Epiphaniquement Vôtre

Ce week end, mes galoches de voyageuse invétérée m’ont emmené dans la capitale du plat pays, la joliment nommé Bruxelles (je n’ai aucune idée de ce que ça veut dire, mais j’aime bien comment sonnent les X, question de goûts)…

En dehors du fait que cette ville soit chou (attention, jeu de mot minable à 9h00), cette petite cité que l’on peut arpenter d’est en ouest et du nord au sud à pied, (quelle bonheur !), m’a fait vivre un petit moment épiphanique comme je n’en n’avais pas vécu depuis longtemps (bon ok, à part Malevitch à NYC, mais j’y reviendrai encore plus tard…).

Sur conseil d’un belge, je me suis rendue dans le magnifique bâtiment Art Déco qu’est le Musée des Instruments de Musique où je dois dire, je n’aurai pensé me rendre si il ne me l’avait pas chaudement recommandé. Et moi, oh combien piètre pianiste devant l’Eternel, je me suis bien évidemment extasiée devant moult pianos et autres clavecins que donne à voir ce charmant musée.

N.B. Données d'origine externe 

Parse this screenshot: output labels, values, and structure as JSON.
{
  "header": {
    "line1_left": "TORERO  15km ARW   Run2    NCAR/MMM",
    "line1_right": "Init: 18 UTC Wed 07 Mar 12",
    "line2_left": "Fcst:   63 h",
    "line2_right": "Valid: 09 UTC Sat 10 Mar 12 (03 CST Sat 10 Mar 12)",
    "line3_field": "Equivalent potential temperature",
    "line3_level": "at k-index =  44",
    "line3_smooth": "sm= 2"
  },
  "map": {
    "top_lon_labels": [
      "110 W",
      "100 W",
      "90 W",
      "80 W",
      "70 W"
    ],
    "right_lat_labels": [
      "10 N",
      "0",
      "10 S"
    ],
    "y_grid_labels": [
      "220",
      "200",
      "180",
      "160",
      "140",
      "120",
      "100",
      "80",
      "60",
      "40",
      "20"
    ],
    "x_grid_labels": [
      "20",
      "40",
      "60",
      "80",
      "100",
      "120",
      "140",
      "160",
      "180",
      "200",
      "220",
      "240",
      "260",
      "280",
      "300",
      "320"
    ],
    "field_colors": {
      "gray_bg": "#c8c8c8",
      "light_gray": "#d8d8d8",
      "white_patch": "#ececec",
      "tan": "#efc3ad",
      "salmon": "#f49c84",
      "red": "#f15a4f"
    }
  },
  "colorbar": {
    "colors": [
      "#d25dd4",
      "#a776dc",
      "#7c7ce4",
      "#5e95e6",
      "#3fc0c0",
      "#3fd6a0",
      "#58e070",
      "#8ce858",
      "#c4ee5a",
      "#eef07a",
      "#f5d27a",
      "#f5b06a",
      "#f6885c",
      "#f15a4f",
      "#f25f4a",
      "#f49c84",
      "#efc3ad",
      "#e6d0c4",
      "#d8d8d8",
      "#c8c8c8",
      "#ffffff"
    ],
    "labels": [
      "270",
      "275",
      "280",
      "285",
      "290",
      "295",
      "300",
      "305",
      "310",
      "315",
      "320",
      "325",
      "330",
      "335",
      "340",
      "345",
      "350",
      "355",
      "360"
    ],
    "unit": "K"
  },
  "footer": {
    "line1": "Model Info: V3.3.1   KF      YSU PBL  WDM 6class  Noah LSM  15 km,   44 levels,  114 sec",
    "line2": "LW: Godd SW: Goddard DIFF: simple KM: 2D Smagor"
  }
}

Mais l’épiphanie se situait dans un instrument qui au premier abord m’a semblé vouloir être mon ennemi… J’ai nommé le casque d’écoute distribué à l’entrée qui par un système de fréquence radio vous joue dans les oreilles un son ou une musique correspondant à l’instrument contemplé… Bien qu’intéressant en terme de concept, la-dite technologie révolutionnaire est tout simplement empreinte au poste de radio. La raison pour laquelle je n’écoute JAMAIS la radio réside bien dans le fait que le crépitement quasi continu que propose un poste pour trouver la fréquence adéquate m’insupporte (plus les programmateurs de radio qui ne passe JAMAIS ce que j’ai envie d’entendre, les fourbes !)… Ce casque là, ayant à pratiquer l’exercice de changement de fréquence approximativement toutes les  2 minutes 30 (un peu plus longtemps sur la 5è de Beethov, ok), mon degré d’insupportation avait augmenté de façon exponentielle en une durée record  jusqu’à ce qu’arrive le moment épiphanesque… Totalement inattendu comme vous l’aurez compris.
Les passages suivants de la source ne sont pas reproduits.